# 12volt Fans



## Richieboy (Nov 23, 2009)

Has anyone had experience of 'Endless Breeze' 12volt fan.
I am off for 3 months through Italy and Greece in mid summer.
It is going to be hot and I only have Cab Aircon which will not be in use once the engine is off.
I need a suitable 12 volt fan capable of providing a good air flow.
Or has anybody got a better solution for keeping reasonably cool especially at night??

Richard


----------



## cabby (May 14, 2005)

I bought one of these to use as a heater and a fan. cheap enough.

cabby

http://cgi.ebay.co.uk/ws/eBayISAPI.dll?ViewItem&item=260697861873


----------



## grizzlyj (Oct 14, 2008)

We have three Caframo 747/757 12v fans which say they draw 0.44 amps max. They can be permanently fixed, or come with quite a good sucker.

http://www.caframo.com/marine/marine_products_12voltfans_ultimate747.php

We have one bolted to a wooden cupboard pointing sideways, but the cupboard makes it too loud for me during the night. One free standing and upright generally pointing at the bed area is quiet and enough to keep cool on low speed.

Not fixing them means of course we can have one each in the cab if needed, or one in the cooking area etc.

The blades are not enclosed so take up less space (in the glove box perhaps), but you can stop them with almost any part of your body pain free 

Not cheap but we've had them for three years with no problems and fairly regular use. In retrospect, one unfixed would have mostly done!


----------



## Pudsey_Bear (Sep 25, 2008)

I really like 12 volts. :wink: :wink: :wink:


----------



## bigtwin (May 24, 2008)

Kev_n_Liz said:


> I really like 12 volts. :wink: :wink: :wink:


 :lol: :lol: :lol:


----------



## DABurleigh (May 9, 2005)

Richard,

Yes I have an Endless Breeze fan and use it far more than the roof aircon.

Dave


----------



## CurlyBoy (Jan 13, 2008)

I use this O2cool fan,£10 in Asda, 12v and battery operated.

http://www.o2-cool.com/battery_overview.php

curlyboy


----------



## Stanner (Aug 17, 2006)

Kev_n_Liz said:


> I really like 12 volts. :wink: :wink: :wink:


I used to like tractors - but not any more. :wink:


----------



## esperelda (Sep 17, 2010)

> We have three Caframo 747/757 12v fans


Where did you buy your fans, Grizzlyj? I've had a look on the internet but they don't seem to be widely available in the UK. I like the sound of them.


----------



## Pudsey_Bear (Sep 25, 2008)

Stanner said:


> Kev_n_Liz said:
> 
> 
> > I really like 12 volts. :wink: :wink: :wink:
> ...


I suppose your an extractor fan then :roll: :roll:


----------



## MicknPat (Jul 18, 2005)

Why does a 12volt appliance appear to cost a lot more than a similar 'mains' electric appliance.

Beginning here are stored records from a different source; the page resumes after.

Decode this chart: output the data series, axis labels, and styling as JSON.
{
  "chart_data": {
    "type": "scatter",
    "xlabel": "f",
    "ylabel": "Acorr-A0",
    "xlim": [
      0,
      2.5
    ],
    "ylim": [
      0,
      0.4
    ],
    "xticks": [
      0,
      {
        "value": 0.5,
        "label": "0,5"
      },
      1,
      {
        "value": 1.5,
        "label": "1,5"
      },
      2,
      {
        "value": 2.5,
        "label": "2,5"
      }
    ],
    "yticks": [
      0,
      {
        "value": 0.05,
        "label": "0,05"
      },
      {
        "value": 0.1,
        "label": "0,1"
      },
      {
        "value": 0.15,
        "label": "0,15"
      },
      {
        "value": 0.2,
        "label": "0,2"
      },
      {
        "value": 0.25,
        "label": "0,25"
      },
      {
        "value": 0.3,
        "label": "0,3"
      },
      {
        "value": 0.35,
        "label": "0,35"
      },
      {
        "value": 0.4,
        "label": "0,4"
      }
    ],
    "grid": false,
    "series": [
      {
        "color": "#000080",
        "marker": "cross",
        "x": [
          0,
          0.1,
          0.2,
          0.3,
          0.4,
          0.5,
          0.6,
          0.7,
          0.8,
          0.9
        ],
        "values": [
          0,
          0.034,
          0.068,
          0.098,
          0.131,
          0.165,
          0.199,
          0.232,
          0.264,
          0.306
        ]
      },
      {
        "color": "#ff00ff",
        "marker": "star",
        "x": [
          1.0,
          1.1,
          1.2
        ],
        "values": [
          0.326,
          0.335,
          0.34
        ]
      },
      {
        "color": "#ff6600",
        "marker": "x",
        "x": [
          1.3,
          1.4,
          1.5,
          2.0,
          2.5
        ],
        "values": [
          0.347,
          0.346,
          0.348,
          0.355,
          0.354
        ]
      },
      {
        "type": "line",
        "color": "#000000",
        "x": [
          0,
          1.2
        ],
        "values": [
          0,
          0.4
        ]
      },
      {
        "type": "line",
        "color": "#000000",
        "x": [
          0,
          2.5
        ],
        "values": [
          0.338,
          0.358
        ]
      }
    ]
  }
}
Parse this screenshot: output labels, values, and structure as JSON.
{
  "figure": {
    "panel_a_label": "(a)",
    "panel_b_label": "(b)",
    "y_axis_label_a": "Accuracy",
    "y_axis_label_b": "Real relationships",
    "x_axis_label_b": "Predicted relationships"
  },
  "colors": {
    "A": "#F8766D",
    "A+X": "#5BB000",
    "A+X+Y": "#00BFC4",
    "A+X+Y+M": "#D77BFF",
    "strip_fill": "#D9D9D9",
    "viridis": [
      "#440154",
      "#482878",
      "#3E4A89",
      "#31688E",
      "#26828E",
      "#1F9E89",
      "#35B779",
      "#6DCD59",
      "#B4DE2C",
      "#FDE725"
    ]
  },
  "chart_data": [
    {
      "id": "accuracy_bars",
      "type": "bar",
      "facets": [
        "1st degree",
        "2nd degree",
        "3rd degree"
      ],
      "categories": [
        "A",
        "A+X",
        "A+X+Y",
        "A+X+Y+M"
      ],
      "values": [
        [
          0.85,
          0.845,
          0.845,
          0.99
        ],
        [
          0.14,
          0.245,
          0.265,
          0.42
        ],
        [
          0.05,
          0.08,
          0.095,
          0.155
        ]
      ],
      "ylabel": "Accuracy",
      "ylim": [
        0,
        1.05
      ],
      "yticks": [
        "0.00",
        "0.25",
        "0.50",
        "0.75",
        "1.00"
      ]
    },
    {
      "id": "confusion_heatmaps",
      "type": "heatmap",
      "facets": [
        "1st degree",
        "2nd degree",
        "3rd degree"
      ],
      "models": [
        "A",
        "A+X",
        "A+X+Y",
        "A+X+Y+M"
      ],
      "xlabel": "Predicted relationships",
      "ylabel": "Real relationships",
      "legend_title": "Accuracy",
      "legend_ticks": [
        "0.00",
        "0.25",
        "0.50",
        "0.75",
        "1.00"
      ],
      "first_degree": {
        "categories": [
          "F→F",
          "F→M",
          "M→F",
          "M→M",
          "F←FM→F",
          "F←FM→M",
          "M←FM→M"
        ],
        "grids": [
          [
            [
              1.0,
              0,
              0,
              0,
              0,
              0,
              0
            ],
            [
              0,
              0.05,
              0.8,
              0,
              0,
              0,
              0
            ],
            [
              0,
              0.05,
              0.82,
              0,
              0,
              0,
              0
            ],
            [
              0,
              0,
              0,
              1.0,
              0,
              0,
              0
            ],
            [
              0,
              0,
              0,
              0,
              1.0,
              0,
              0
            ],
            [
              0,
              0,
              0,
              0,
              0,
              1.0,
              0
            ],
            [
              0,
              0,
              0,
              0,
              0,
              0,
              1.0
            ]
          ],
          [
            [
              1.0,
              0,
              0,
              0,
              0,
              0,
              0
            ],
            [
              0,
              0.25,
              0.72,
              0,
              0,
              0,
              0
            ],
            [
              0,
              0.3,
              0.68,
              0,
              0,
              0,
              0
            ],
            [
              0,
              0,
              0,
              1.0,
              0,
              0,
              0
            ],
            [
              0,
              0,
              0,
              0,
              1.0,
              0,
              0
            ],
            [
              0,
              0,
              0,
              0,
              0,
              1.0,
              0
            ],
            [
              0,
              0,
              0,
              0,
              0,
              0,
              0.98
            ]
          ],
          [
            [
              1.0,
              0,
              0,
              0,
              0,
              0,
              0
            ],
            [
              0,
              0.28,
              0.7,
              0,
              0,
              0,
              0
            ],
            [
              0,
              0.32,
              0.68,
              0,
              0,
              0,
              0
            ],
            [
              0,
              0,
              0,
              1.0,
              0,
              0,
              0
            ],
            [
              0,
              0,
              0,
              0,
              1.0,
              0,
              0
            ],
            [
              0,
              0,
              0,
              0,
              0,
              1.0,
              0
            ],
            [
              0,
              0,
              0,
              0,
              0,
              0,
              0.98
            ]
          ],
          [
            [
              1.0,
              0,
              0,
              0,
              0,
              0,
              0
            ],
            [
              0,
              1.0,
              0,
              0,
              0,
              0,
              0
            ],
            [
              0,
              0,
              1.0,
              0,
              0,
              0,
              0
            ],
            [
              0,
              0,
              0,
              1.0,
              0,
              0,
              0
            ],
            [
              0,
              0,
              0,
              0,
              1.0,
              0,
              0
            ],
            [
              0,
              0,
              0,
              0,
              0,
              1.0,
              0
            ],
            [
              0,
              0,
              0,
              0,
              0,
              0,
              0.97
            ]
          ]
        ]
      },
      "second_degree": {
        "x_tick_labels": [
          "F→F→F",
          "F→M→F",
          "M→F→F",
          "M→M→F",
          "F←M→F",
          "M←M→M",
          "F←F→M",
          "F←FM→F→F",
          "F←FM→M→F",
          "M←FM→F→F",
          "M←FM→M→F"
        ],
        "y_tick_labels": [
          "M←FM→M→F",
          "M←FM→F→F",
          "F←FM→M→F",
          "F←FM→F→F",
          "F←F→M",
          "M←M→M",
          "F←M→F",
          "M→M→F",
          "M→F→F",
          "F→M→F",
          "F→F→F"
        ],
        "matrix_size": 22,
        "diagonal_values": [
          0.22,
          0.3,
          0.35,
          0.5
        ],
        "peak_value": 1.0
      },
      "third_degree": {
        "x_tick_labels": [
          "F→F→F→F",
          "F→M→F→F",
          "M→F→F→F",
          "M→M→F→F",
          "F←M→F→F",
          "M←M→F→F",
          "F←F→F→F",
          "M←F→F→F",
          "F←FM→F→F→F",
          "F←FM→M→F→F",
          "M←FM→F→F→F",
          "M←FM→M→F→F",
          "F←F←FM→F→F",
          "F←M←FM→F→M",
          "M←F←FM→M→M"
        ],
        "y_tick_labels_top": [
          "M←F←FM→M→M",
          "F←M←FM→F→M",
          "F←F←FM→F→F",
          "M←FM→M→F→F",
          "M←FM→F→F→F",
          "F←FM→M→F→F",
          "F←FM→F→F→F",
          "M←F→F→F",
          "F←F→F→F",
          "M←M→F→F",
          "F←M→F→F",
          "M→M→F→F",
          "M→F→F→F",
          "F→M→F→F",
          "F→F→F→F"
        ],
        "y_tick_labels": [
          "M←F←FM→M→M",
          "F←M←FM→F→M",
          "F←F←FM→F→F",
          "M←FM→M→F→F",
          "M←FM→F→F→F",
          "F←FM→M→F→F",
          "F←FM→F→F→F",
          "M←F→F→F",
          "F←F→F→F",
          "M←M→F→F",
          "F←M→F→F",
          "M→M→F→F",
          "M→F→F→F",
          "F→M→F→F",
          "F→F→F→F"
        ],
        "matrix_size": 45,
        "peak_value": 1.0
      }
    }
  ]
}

Here is a 12 volt 14" Endless Breeze fan costing £82.99.










and here is a 20" 110v Box fan from Wal Mart for $21 or £13


----------



## coppo (May 27, 2009)

MicknPat said:


> Why does a 12volt appliance appear to cost a lot more than a similar 'mains' electric appliance.
> 
> Here is a 12 volt 14" Endless Breeze fan costing £82.99.
> 
> ...


Is it a case of being ripped off from the uk importer?

Carolines sister lives in the states and she brought us an endless breeze over in December when she visited, must say its excellent though. She says it cost just about $60 dollars, how much does that work out in £'s ?

Paul.


----------



## MicknPat (Jul 18, 2005)

*$60 = £37.09 * @ $1.62 to £1.


----------



## coppo (May 27, 2009)

Say no more then Mick, someones making a good few quid :wink: 

Paul.


----------



## DABurleigh (May 9, 2005)

I imported 3 via eBay. Saved a lot on UK prices.

Dave


----------



## suedew (May 10, 2005)

At night i use a hot water bottle filled with cold water  

having a look at the fan options now.

Sue


----------



## Techno100 (May 8, 2010)

Expensive shipping plus import duty if unlucky.
The price shown however must have a healthy profit already so to more than double in price here is a bit rich as usual.
same with many satellite domes
http://cgi.ebay.co.uk/ENDLESS-BREEZ...ultDomain_0&hash=item335bfafee0#ht_1810wt_901


----------



## Glandwr (Jun 12, 2006)

MicknPat said:


> Why does a 12volt appliance appear to cost a lot more than a similar 'mains' electric appliance.
> 
> Here is a 12 volt 14" Endless Breeze fan costing £82.99.
> 
> ...


Ecomonies of scale. The more you make/move the lower the price drops.

Many more people live in houses (with 110-230v) than vans

Dick


----------



## grizzlyj (Oct 14, 2008)

esperelda said:


> Where did you buy your fans, Grizzlyj? I've had a look on the internet but they don't seem to be widely available in the UK. I like the sound of them.


Hiya

I got them from a chandlers in Ipswich near the ski slope whose name I've forgetten sorry!

But a google search brings up

http://www.yachtparts.co.uk/shop/be...elow/caframo-ultimate-747-12v-fan-white?pop=0

in Plymouth for just over £60, midway between the ones we got.

Jason


----------